Он смотрит на часы: четверть восьмого. На стенах, контуры которых все еще едва различимы, таинственно светятся, словно целый лес серебряных карликовых бород, яркие пятна плесени. Дождь хлещет по стеклам. Сегодня он останется дома, а вечером пойдет с фактотумом в пивную есть свиные ножки и после этого выцедит кружечку пива.
Он опять оперся локтями о конторку и сложил губы трубочкой для свиста; взгляд его блуждает где-то далеко, он думает о вечерах на канале, когда он молча стоит за спиной у рыбаков, которые ловят угрей на донку. Темнеет, вдали над развалинами нависает городской шум, с моста доносится визг, где-то захлопывают ставень, кричит кошка; все унижения позабыты. Он слышит, как его дед играет на шарманке, как отец точит о брусок нож; он закрыл глаза и что-то напевает про себя.
Однако недолго. Как-то сразу исчез шум дождя; ливень прекратился, будто перекрыли кран, и на сверкающей мостовой и до блеска вытертой железной решетке засияли солнечные блики.
И вот уже снова мимо окна проносятся по лужам босые детские ножки, за ними следуют две пары собачьих лап, лохматых и забрызганных грязью, и горбун слышит, как идет визгливая перебранка двух ребячьих стаек, он неуклюже встает и смотрит на часы: полвосьмого, пора запрягать собаку.
ОТТИЛИЯ И Я
Оттилия была натурой этапной. В девичестве предприимчивая и, если верить фотографии в семейном альбоме, довольно хорошенькая; в первом замужестве бесцветная и упрямая, во втором - капризная и властная, после смерти первого мужа меланхоличная, после смерти второго - невозмутимая, она наконец превратилась в энергичную старую даму.

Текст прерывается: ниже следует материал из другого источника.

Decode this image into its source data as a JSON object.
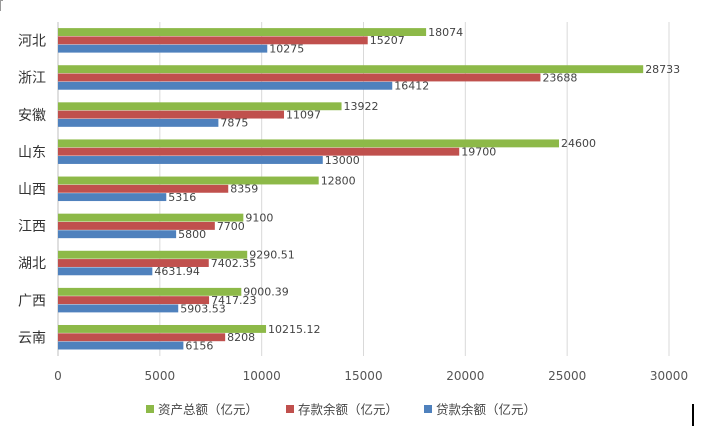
{
  "chart_data": {
    "type": "bar",
    "orientation": "horizontal",
    "categories": [
      "河北",
      "浙江",
      "安徽",
      "山东",
      "山西",
      "江西",
      "湖北",
      "广西",
      "云南"
    ],
    "category_labels": {
      "资产总额": [
        "18074",
        "28733",
        "13922",
        "24600",
        "12800",
        "9100",
        "9290.51",
        "9000.39",
        "10215.12"
      ],
      "存款余额": [
        "15207",
        "23688",
        "11097",
        "19700",
        "8359",
        "7700",
        "7402.35",
        "7417.23",
        "8208"
      ],
      "贷款余额": [
        "10275",
        "16412",
        "7875",
        "13000",
        "5316",
        "5800",
        "4631.94",
        "5903.53",
        "6156"
      ]
    },
    "series": [
      {
        "name": "资产总额（亿元）",
        "key": "资产总额",
        "color": "#8DB948",
        "values": [
          18074,
          28733,
          13922,
          24600,
          12800,
          9100,
          9290.51,
          9000.39,
          10215.12
        ]
      },
      {
        "name": "存款余额（亿元）",
        "key": "存款余额",
        "color": "#C0504D",
        "values": [
          15207,
          23688,
          11097,
          19700,
          8359,
          7700,
          7402.35,
          7417.23,
          8208
        ]
      },
      {
        "name": "贷款余额（亿元）",
        "key": "贷款余额",
        "color": "#4F81BD",
        "values": [
          10275,
          16412,
          7875,
          13000,
          5316,
          5800,
          4631.94,
          5903.53,
          6156
        ]
      }
    ],
    "xlim": [
      0,
      30000
    ],
    "xticks": [
      "0",
      "5000",
      "10000",
      "15000",
      "20000",
      "25000",
      "30000"
    ],
    "grid": "vertical",
    "legend_position": "bottom"
  }
}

Когда она вступила в эту пору, я имел честь быть представленным ей в качестве внука. Мне тогда исполнилось три дня, и подробностей этого представления я, естественно, не припоминаю. Но на одном из первых негативов памяти (наверняка я сделал его, лежа в коляске или люльке, потому что он обрамлен узорчатым кружевом) очень четко видно наклонившуюся в объектив Оттилию в огромной, похожей на аистово гнездо, шляпе, моргающую сквозь стекла пенсне немного скептически и недобро.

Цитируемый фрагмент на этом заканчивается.